Ayumi Goto is a performance artist currently based in Kelowna, Traditional Syilx Territory. Born in Canada, she draws upon her Japanese heritage to challenge sedimented notions of nation-building, cultural belonging, and human-land relationships in her creative work. She has served as the art facilitator at the Downtown Eastside Women’s Centre in Vancouver. Over a period of 104 days in 2013, Ayumi ran 1568.5km in homage of the Nishiyuu Walkers and to sonorously shadow Cheryl L’Hirondelle and other Indigenous songwriters who have composed and performed extensively across the land. Her practice is deeply influenced by Roy Miki, Shirley Bear, Cheryl L’Hirondelle, Adrian Stimson, and Peter Morin. Ms. Goto is a Ph.D. candidate at Simon Fraser University’s School of Communication.

Composer and double bassist Mark Haney is Composer-in-Residence at Mountain View Cemetery and Artistic Director of The Little Chamber Music Series That Could. Haney is best known for “Aim for the Roses” (2010); an avant-garde double bass suite that tells the true story of Canadian daredevil Ken Carter through narration, layers of double bass and a musical representation of 499 digits of pi. (“A daring aim, well jumped.”- The Globe and Mail; “Aim for the Roses is, to say the least, a singular achievement.”- The Victoria Times-Colonist). In 2016 producer/writer/director John Bolton and Opus 59 Films made a musical docudrama about Aim For The Roses and its creation, in association with Super Channel, and with project assistance from the BC Arts Council. This film opened the 2016 DOXA Film Festival in Vancouver and was the recipient of audience and critical acclaim.

Julie Tamiko Manning is an established theatre actor and creator from Montreal. She has appeared on stages across Canada from school gyms in Nunavik to the independent stage in Vancouver to the national stage in Ottawa. Selected theatre credits include: Isabella Bird in Top Girls (Segal Centre), Amelia in Othello (Scapegoat Carnivale/Segal Centre), Titania in A Midsummer Night’s Dream (Repercussion), Nancy in Oliver! (National Arts Centre), Innocence Lost (Centaur/NAC), A Christmas Carol (NAC), The Place Between (Chëyikwe/Native Earth Performing Arts), Life is a Dream (Scapegoat Carnivale/Centaur Theatre), Skin (Black Theatre Workshop), and For Art’s Sake (Geordie Productions). She premiered the roles of Jam in Greg MacArthur’s girls! girls! girls! (Teatro Comaneci/FTA), Tokyo Rose in Marie Clements’ Burning Vision (Rumble/Urban Ink/ FTA/ Magnetic North),and Mielke in the English premiere of Marilyn Perrault’s Rock, Paper, Jackknife (Talisman/Centaur). Her first play Mixie & the Halfbreeds (co-written and performed with Adrienne Wong) was produced by Neworld Theatre in Vancouver. Most recently she collaborated with Ottawa performance artist, Matt Miwa, on The Tashme Project (www.thetashmeproject.ca) a verbatim play about the Japanese Canadian WW2 internment experience.
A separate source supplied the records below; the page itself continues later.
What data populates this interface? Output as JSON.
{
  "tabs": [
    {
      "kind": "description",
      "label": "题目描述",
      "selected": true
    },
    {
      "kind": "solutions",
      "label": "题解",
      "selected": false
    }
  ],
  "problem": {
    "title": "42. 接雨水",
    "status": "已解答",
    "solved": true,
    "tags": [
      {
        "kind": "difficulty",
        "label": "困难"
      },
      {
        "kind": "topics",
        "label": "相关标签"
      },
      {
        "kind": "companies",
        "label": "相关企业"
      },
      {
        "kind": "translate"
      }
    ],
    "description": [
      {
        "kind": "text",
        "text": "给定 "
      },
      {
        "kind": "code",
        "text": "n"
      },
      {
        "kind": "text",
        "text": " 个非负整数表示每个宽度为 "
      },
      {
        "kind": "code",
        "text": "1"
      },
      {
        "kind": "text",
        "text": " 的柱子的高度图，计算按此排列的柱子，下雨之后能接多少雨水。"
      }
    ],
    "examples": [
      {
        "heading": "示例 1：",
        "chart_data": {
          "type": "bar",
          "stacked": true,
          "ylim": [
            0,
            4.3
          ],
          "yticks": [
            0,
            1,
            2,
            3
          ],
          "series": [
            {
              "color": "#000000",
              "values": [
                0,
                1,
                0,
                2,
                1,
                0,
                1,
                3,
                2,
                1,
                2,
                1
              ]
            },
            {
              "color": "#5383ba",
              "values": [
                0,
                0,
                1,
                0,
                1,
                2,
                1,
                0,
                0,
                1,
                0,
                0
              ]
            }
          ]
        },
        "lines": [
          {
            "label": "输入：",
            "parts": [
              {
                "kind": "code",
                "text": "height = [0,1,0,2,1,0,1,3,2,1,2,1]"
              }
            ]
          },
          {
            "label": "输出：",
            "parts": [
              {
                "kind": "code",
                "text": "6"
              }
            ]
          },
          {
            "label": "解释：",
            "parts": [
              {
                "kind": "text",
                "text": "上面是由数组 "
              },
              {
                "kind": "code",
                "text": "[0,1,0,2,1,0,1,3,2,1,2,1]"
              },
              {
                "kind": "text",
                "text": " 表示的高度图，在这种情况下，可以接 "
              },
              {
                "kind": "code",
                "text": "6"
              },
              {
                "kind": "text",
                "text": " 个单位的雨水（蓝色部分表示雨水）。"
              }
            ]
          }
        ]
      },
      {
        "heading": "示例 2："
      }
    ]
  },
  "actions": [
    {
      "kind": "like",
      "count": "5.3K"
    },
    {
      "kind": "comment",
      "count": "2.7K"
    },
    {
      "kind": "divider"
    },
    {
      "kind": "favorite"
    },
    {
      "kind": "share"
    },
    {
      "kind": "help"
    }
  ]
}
A tawny mix of Ojibwe/ Swampy Cree and English/ Irish, Lisa C. Ravensbergen is grateful to her Coast Salish relatives for hosting her in their territory for almost 25 years. She has worked across Canada with many theatre companies, establishing herself as a multi-disciplinary artist, creator and writer, Jessie nominated actor, dramaturge, director, and dancer. She supplements her somewhat eclectic and thoroughly enjoyable practice of theatre and community collaborations with the delights of motherhood and the challenges of self-produced works. She is an Associate Artist with Full Circle: First Nations Performance, a member of Literary Managers and Dramaturgs of the Americas as well as a graduate of TWU and SFU’s School for the Contemporary Arts. This summer, her most recent directorial efforts take to the road: “Café Daughter” (Workshop West Playwrights’ Theatre) opens the Canada Scene Festival at the National Arts Centre in June and “Only Drunks and Children Tell The Truth” (a co-pro with Western Canada Theatre) opens at Thousand Islands Playhouse in August. She is a Playwright in Residence with Delinquent Theatre; her play, “The Seventh Fire” will receive a workshop production in 2018. Her recent performance as Johnny in Drew Hayden Taylor’s “God and the Indian” was praised by the Georgia Straight as “nothing short of stellar.”